Residents of new development fume after bins not emptied for weeks: 'Terrible smell'

Rubbish trucks are reportedly having issues accessing the bins on the narrow street due to parked cars.

The narrow street in Deception Bay, Queensland, where residents say their rubbish bins are not being collected.
Residents living on a narrow street in Deception Bay, Queensland, claim their rubbish bins are not being collected. Source: Google Maps

Residents of a new housing development in Brisbane’s north are battling growing “piles” of smelly rubbish after they say the council failed to empty their bins for weeks.

Aidan Templeton moved into a duplex on a narrow, dead-end street in Deception Bay a month ago, but claims that in that time his rubbish has only been collected once, and his recycling bins have never been emptied.

“Some of the rubbish has literally been dumped, there was a pile of it dumped at the end of the street,” he told The ABC this week. “It’s a terrible smell…actually, right now I’ve got nowhere to put my excess recycling, so it’s piled up on the side of my alley.”

Templeton said when his bins weren’t collected for a second week in a row, he contacted the City of Moreton Bay council, who reportedly told him they couldn’t be emptied because of cars parked on the street.

Recycling bins (yellow lids) sit with general waste bins on a nature strip in Sydney.
One man who moved into a duplex on the street a month ago claims his rubbish has only been collected once, and his recycling bins have never been emptied. Source: AAP

However, when he and other residents moved their wheelie bins further down the road so they were easier to access, Templeton said the rubbish was still not picked up.

He claims the council also said the trucks were unable to turn on the dead-end road and encouraged residents to “pile up all excess recycling waste we needed to get rid of on the side of the street” so workers can collect it by hand.

“Supposedly the driveways at the end of the street are actually reinforced so that the driveways themselves could be used as truck turnarounds,” Templeton told the publication. “[But] isn’t the driveway part of the residents’ property? Why are they being converted into truck-turnarounds?”

A City of Moreton Bay council spokesperson confirmed to Yahoo News that while rubbish trucks service the area every Friday, not everyone’s rubbish can be collected due to residents parking “in the turnaround easement”.

“The kerbside collection trucks require enough space to turn around at the end of dead end streets,” they said, explaining that if there are access issues, the truck driver will service as many properties as they can on one side before reversing out. The council's contractor, Cleanaway, “typically” returns later the same day or over the following days to service homes on the other side of the street.

“At the end of Seagrass Street, there are easements in place for the trucks to turn around in, however until recently these easements were not supported by the appropriate signage to inform residents and visitors of the requirement to keep these areas clear on the day of service,” the spokesperson added.

New signage has since been installed and letters encouraging residents to keep the area clear on bin days were sent out last week.
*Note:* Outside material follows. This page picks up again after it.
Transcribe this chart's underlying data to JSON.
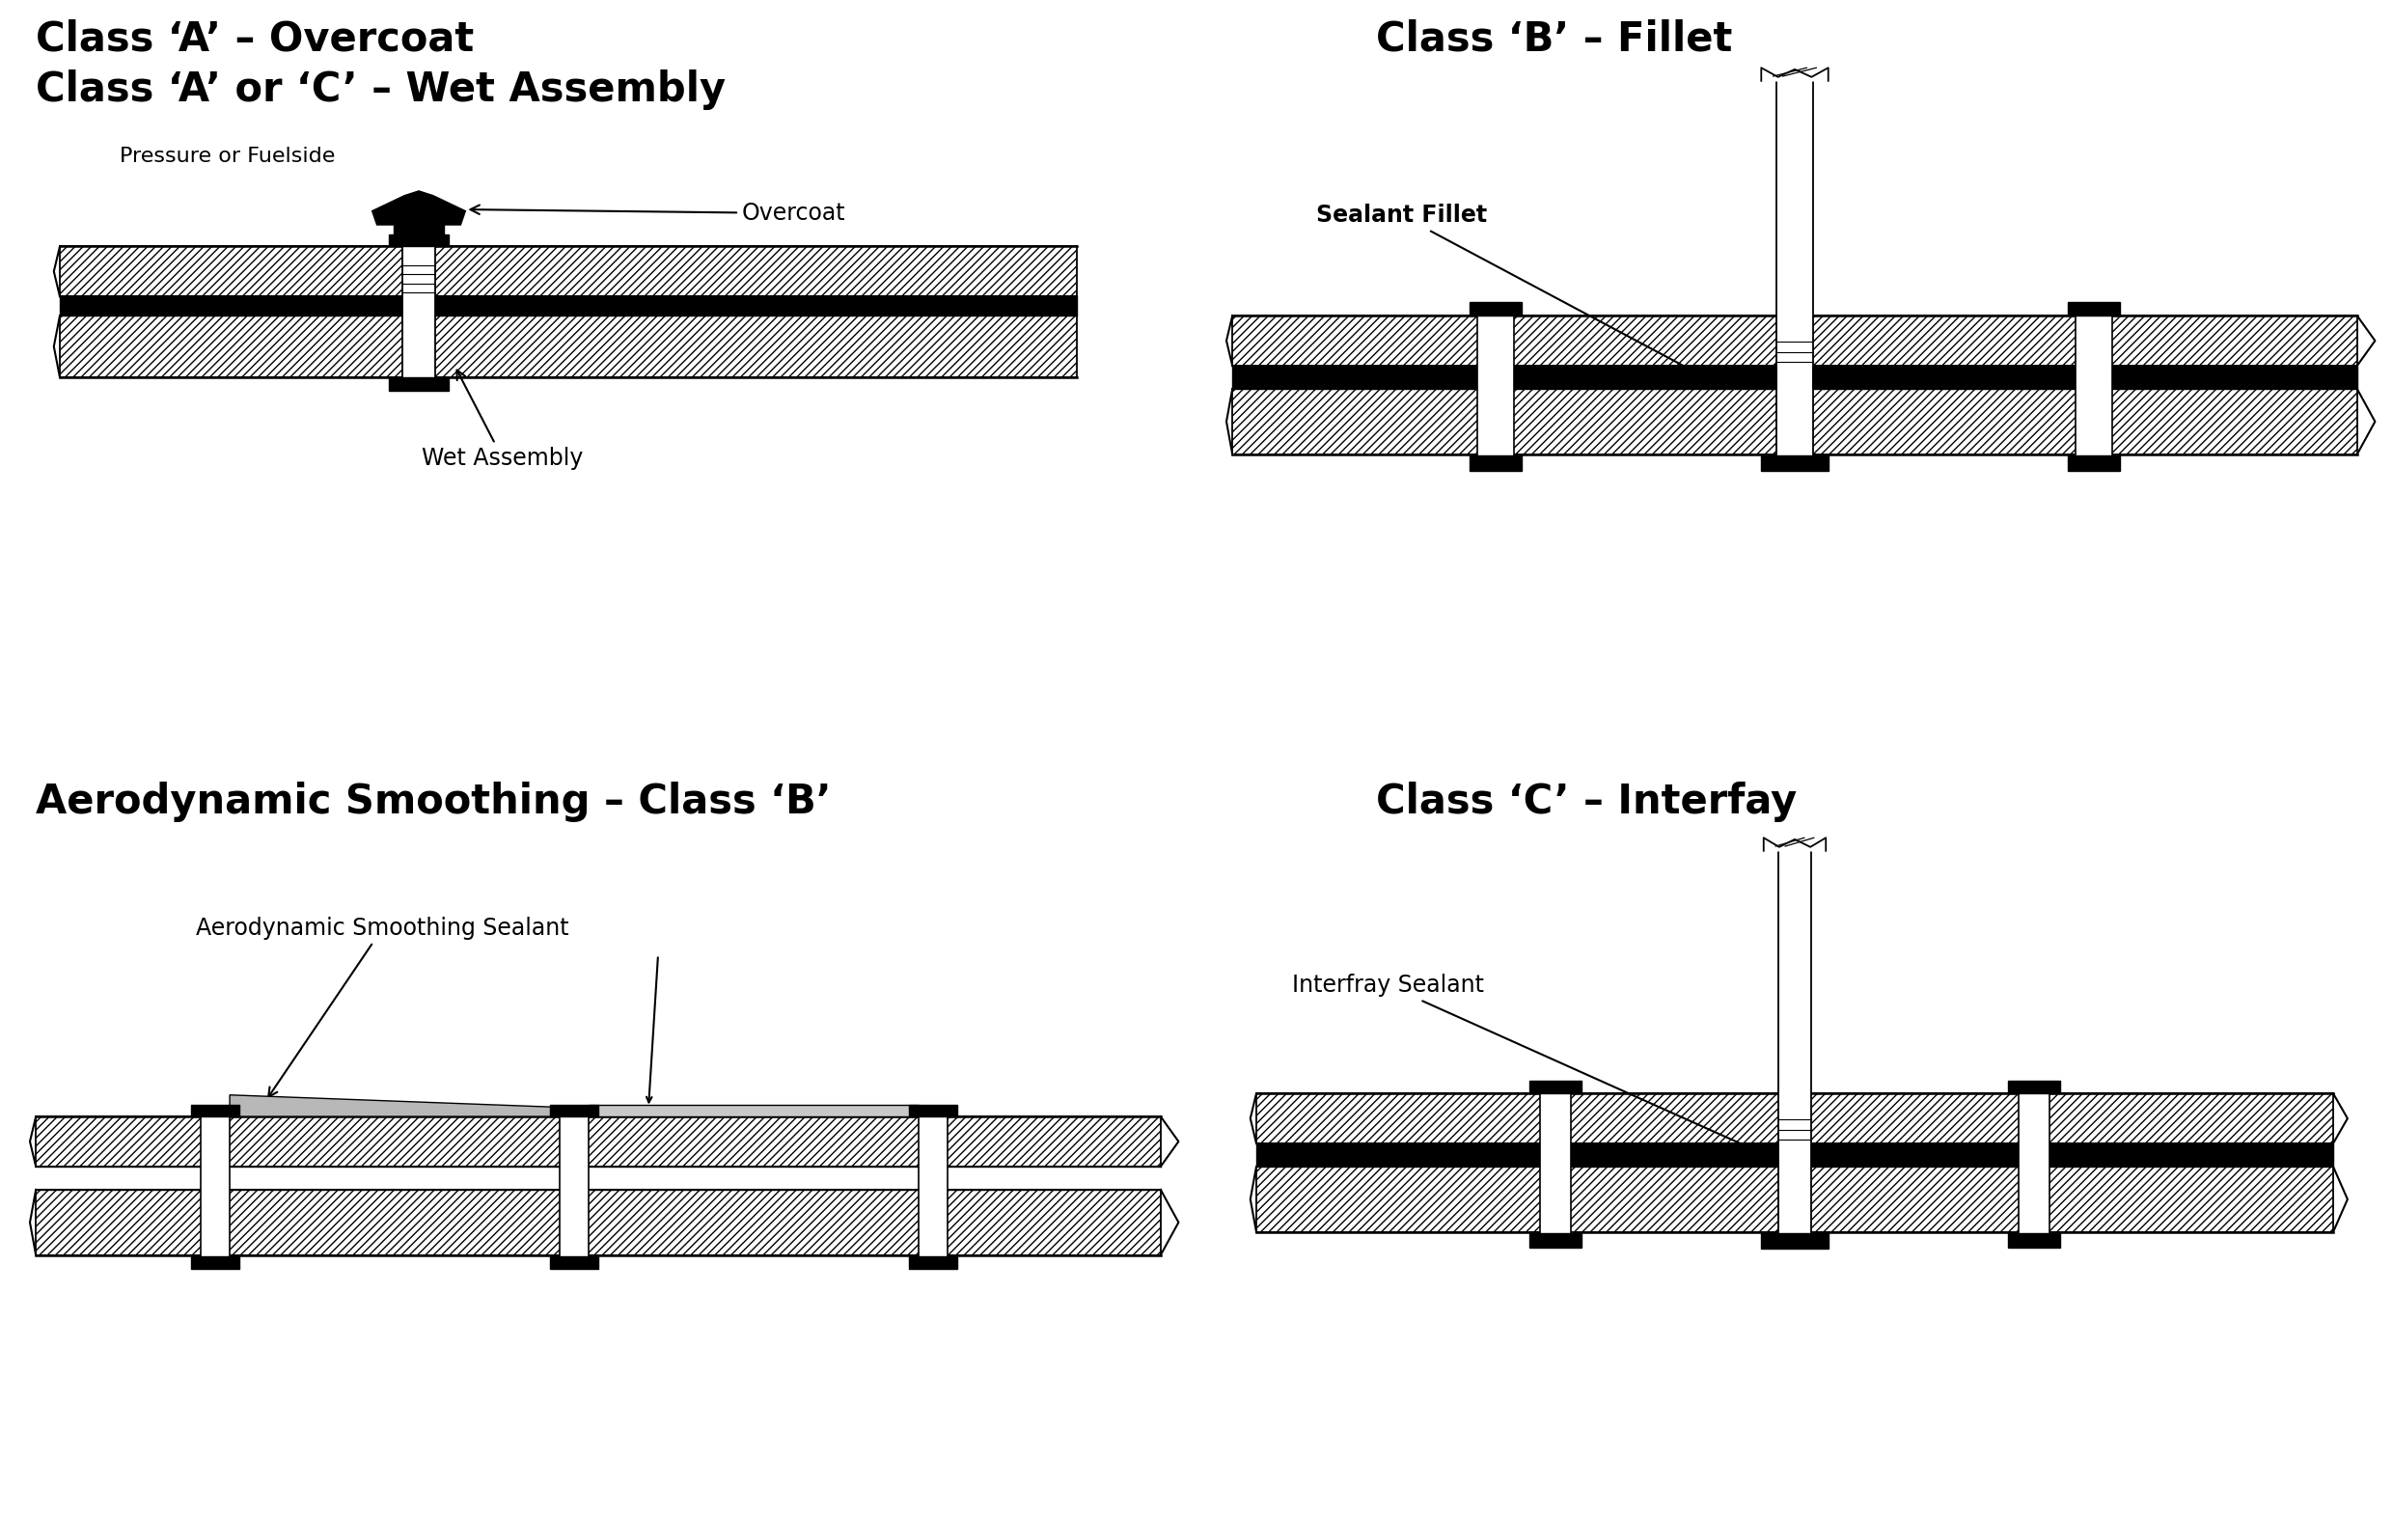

In addition, the council’s Local Laws team “have visited the area to issue warning notices (not infringement notices) to support the installation” of the new signs.

While “waste collection services are always considered for each and every [new] development”, in some cases the new road will dead end the council has the “developer construct turnarounds that sometimes encompass easements to service the waste collection vehicle turnaround manoeuvres in the short term”, the spokesperson said.

“Frequently these become the driveway entries for the residence. In the fullness of time, they become redundant. Obviously, this is not our first choice for a solution, but is used during a phased development.”

The Canberra man's bins out on the curb, ready for collection day, with a red car parked in front.
Last month, a Canberra man's bins were not emptied after a red car parked in front of them. Source: Supplied

New housing developments popping up across the country have sparked several concerns, including “serious” urban heat concerns and fury over mounds of rubbish being illegally dumped on narrow roads.

Another is building developers not taking into account the needs of street parking, leading to them getting “clogged up” and causing issues with waste collection services, Lyndall Bryant, a senior lecturer in property economics told The ABC.

Last month, a man living in a suburb in Canberra’s north was issued a written directive by his council after his bins were obstructed by a stranger’s parked car.

“On Tuesday night when I put my bin out, the car wasn’t there, but on Wednesday morning it was,” the 34-year-old man told Yahoo News, before explaining that it wasn’t the first time it had happened.

“The same car was parked in front of our bins when I left for work last Wednesday and when I came back from work there was a notice on the bin to put the bins away from the car. It said something like, ‘we had trouble collecting your bin, please put your bin away from cars’.”

To prevent the same problem from happening again, the man left a note on the car asking the driver to move the vehicle immediately.